We can demand an end to racism and sexism and in our patient advocate functions point out where these practices occur and militate against them. These are legitimate action points. However, our developing consciousness that the special oppressive forces that are marshaled against us as women and as members of third world communities are tools of a class society that fights to maintain its profitable stratification, must lead us to greater militancy and broader demands.

Within our feminist organizations, professional groups, labor unions, community organizations, health advocacy groups, political groups we must begin to expose the socioeconomic basis of the exploitation.

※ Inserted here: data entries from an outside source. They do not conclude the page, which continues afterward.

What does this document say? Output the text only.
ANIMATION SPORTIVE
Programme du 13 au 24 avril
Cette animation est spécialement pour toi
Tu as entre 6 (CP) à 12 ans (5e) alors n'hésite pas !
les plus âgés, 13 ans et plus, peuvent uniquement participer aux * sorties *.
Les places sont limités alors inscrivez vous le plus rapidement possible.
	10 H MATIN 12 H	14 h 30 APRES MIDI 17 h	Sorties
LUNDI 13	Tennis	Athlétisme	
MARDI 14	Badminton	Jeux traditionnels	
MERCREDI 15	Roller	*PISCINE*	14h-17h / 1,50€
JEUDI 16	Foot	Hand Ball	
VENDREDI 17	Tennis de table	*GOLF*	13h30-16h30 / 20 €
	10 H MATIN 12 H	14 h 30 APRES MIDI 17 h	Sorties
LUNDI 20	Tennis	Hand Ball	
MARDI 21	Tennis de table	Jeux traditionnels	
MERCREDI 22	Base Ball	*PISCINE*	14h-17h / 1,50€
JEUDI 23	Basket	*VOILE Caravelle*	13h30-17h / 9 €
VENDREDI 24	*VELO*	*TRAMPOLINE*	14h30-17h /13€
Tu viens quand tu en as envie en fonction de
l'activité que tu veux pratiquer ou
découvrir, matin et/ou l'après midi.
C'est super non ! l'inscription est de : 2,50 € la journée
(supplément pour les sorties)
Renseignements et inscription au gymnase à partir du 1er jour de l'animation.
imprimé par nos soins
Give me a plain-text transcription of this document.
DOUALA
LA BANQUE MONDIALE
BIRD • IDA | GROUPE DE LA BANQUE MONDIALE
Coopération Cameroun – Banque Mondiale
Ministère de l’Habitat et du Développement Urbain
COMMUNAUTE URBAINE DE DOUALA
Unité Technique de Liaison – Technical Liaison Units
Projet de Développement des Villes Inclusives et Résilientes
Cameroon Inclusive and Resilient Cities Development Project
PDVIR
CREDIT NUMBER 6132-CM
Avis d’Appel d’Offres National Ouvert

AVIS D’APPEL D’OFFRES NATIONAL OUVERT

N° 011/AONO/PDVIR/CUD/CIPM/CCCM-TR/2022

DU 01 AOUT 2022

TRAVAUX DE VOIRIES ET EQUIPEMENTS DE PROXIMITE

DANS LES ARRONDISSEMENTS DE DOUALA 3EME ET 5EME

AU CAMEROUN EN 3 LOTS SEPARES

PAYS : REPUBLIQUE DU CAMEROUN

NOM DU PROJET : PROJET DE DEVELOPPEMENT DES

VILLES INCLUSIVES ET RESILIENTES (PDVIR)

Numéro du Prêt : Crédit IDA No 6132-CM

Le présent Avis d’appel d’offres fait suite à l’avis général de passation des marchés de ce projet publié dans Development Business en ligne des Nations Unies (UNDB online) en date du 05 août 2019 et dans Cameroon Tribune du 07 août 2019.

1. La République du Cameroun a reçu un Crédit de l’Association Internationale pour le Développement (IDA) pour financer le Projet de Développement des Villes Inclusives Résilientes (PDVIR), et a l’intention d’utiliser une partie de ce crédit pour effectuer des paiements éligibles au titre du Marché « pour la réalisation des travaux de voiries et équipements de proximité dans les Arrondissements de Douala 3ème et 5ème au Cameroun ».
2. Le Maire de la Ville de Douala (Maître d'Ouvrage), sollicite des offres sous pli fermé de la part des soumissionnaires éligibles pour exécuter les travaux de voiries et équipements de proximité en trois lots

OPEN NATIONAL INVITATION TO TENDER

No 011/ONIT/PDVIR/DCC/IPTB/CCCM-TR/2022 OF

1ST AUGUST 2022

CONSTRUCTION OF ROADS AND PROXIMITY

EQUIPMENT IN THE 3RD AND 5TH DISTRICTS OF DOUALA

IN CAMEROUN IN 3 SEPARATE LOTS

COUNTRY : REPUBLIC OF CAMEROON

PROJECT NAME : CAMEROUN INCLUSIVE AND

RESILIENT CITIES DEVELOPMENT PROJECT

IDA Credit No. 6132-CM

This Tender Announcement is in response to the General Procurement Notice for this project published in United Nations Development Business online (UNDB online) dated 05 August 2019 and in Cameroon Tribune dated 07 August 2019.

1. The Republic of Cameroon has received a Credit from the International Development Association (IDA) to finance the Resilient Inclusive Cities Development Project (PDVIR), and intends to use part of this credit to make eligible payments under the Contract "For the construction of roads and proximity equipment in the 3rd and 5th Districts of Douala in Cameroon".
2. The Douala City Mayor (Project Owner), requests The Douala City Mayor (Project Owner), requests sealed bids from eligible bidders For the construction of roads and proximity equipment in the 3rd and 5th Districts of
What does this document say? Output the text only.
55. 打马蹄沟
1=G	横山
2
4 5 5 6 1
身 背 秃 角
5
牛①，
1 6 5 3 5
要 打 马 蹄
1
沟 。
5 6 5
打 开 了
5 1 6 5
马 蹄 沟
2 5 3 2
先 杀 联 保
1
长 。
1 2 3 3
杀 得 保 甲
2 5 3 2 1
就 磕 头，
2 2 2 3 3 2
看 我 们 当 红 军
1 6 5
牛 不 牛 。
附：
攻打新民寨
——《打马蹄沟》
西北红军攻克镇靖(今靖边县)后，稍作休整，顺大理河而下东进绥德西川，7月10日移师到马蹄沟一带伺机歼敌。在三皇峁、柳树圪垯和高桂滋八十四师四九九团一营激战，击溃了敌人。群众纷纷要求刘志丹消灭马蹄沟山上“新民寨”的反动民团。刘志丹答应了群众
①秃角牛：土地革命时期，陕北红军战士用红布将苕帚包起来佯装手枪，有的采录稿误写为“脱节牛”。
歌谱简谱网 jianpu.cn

We must forge coalitions that will demand the total integration of women in the decision making bodies of the health care system in numbers commensurate with our presences as health workers and as seekers of health care. We may then begin to develop the power base necessary for change in the institutions that oppress us.

Only in the process of a growing power of the people changing the society can health rights for all the people become a reality.